The room lapsed into silence for a third time.
Marjory, Staff Nurse Marjory of Kingsmead Hospital looked uneasily at her watch.
A knock at the door broke the silence. Two men in white coats entered, smiled, and beckoned to Malcolm.
Patient 1057, Kingsmead Hospital, formally known as The Derbyshire Asylum for the Criminally Insane meekly followed the two orderlies down the stairs to the subtle, anonymous looking white vehicle parked by the library entrance. Nurse Marjory followed at a discreet distance, pausing only to hold the door for the tall, attractive, willowy brunette who entered as the Kingsmead contingent left.
The newcomer hurried up the stairs, the sound of her high heels echoing in the almost deserted building.
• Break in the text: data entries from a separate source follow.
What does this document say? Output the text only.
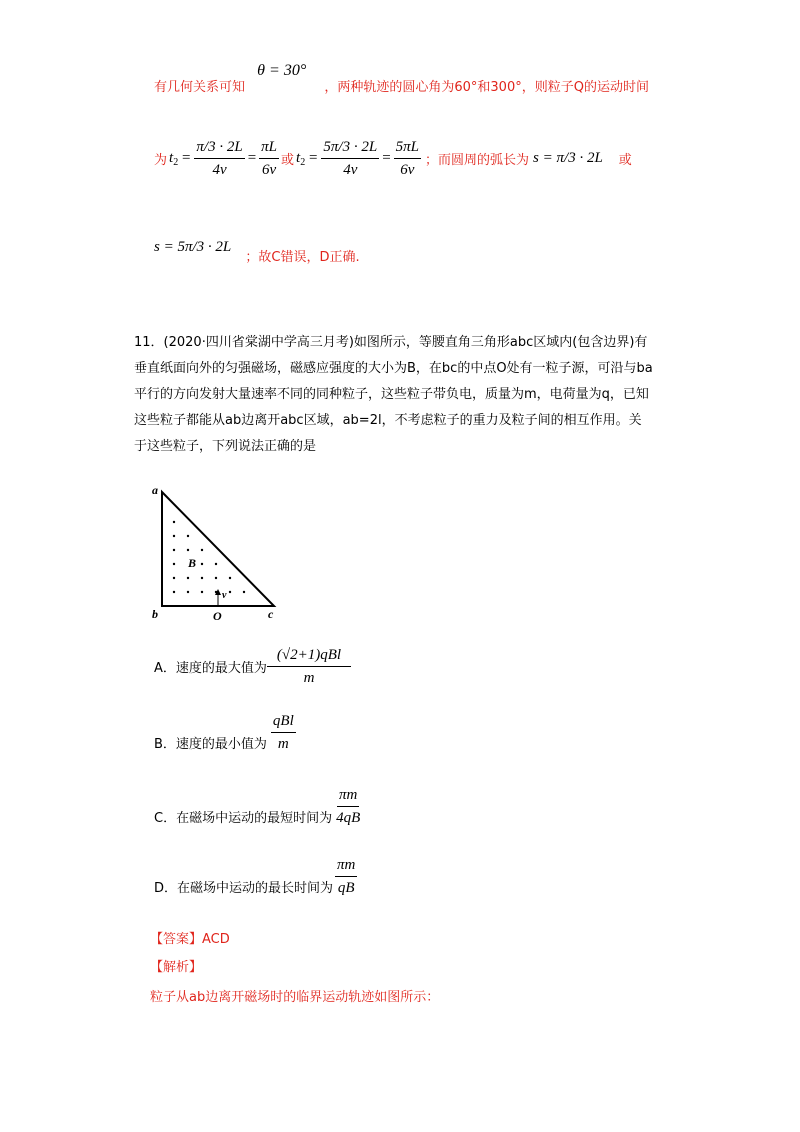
有几何关系可知 θ = 30° ，两种轨迹的圆心角为60°和300°，则粒子Q的运动时间
为 $t_2 = \frac{\pi/3 \cdot 2L}{4v} = \frac{\pi L}{6v}$ 或 $t_2 = \frac{5\pi/3 \cdot 2L}{4v} = \frac{5\pi L}{6v}$ ；而圆周的弧长为 s = π/3 · 2L 或
s = 5π/3 · 2L ；故C错误，D正确.
11．(2020·四川省棠湖中学高三月考)如图所示，等腰直角三角形abc区域内(包含边界)有垂直纸面向外的匀强磁场，磁感应强度的大小为B，在bc的中点O处有一粒子源，可沿与ba平行的方向发射大量速率不同的同种粒子，这些粒子带负电，质量为m，电荷量为q，已知这些粒子都能从ab边离开abc区域，ab=2l，不考虑粒子的重力及粒子间的相互作用。关于这些粒子，下列说法正确的是
a
b	c
O
B
v
A．速度的最大值为 $\frac{\text{(√2+1)qBl}}{m}$
B．速度的最小值为 $\frac{\text{qBl}}{m}$
C．在磁场中运动的最短时间为 $\frac{\pi m}{4qB}$
D．在磁场中运动的最长时间为 $\frac{\pi m}{qB}$
【答案】ACD
【解析】
粒子从ab边离开磁场时的临界运动轨迹如图所示：
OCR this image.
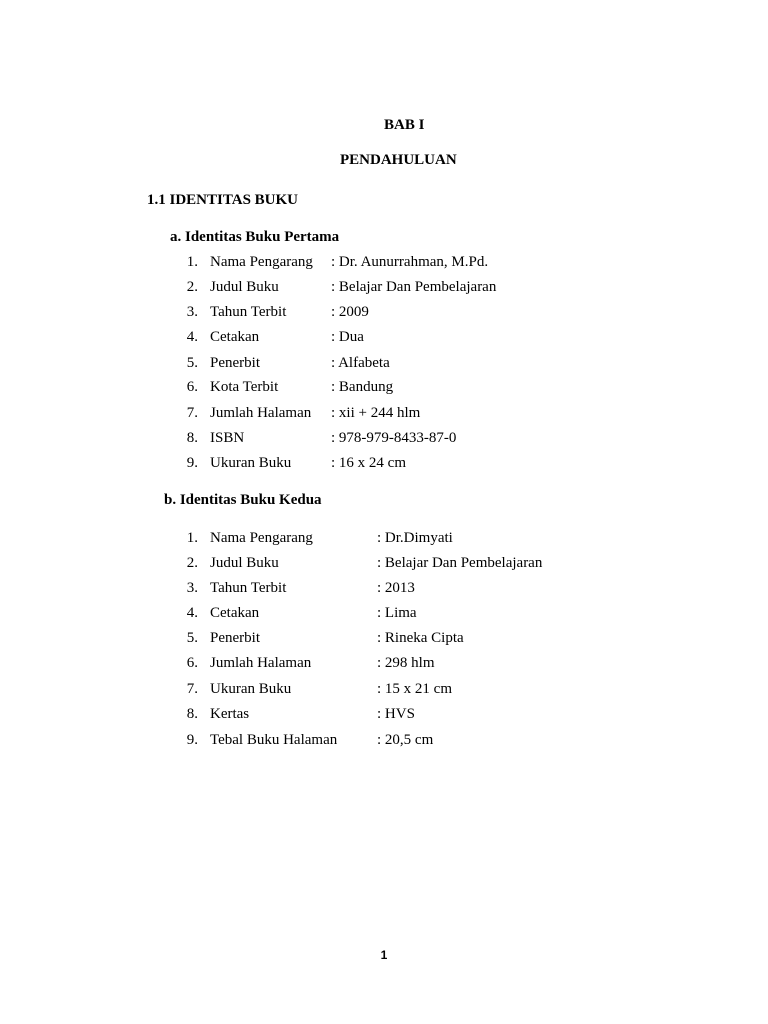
BAB I
PENDAHULUAN
1.1 IDENTITAS BUKU
a. Identitas Buku Pertama
1. Nama Pengarang : Dr. Aunurrahman, M.Pd.
2. Judul Buku	: Belajar Dan Pembelajaran
3. Tahun Terbit	: 2009
4. Cetakan	: Dua
5. Penerbit	: Alfabeta
6. Kota Terbit	: Bandung
7. Jumlah Halaman : xii + 244 hlm
8. ISBN	: 978-979-8433-87-0
9. Ukuran Buku	: 16 x 24 cm
b. Identitas Buku Kedua
1. Nama Pengarang	: Dr.Dimyati
2. Judul Buku	: Belajar Dan Pembelajaran
3. Tahun Terbit	: 2013
4. Cetakan	: Lima
5. Penerbit	: Rineka Cipta
6. Jumlah Halaman	: 298 hlm
7. Ukuran Buku	: 15 x 21 cm
8. Kertas	: HVS
9. Tebal Buku Halaman	: 20,5 cm
1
She glanced in the empty common room and continued down the corridor to the dimly lit reception area.
“I’m sorry I’m so late, please forgive me. I’d like to pay for the use of the common room, as agreed. My names Georgina, Georgina Platt.”

1 comment:

John Simpson said...

Well done Ken. I've done the reunion bit and found that very few people brag about how well they have done. In fact we usually have a good laugh keeping mainly to memories of school - much like you tell in your recollections of events at 'The Reunion'. Besides, at our age most of us are now retired or wanting to retire - it's all a bit of a leveler.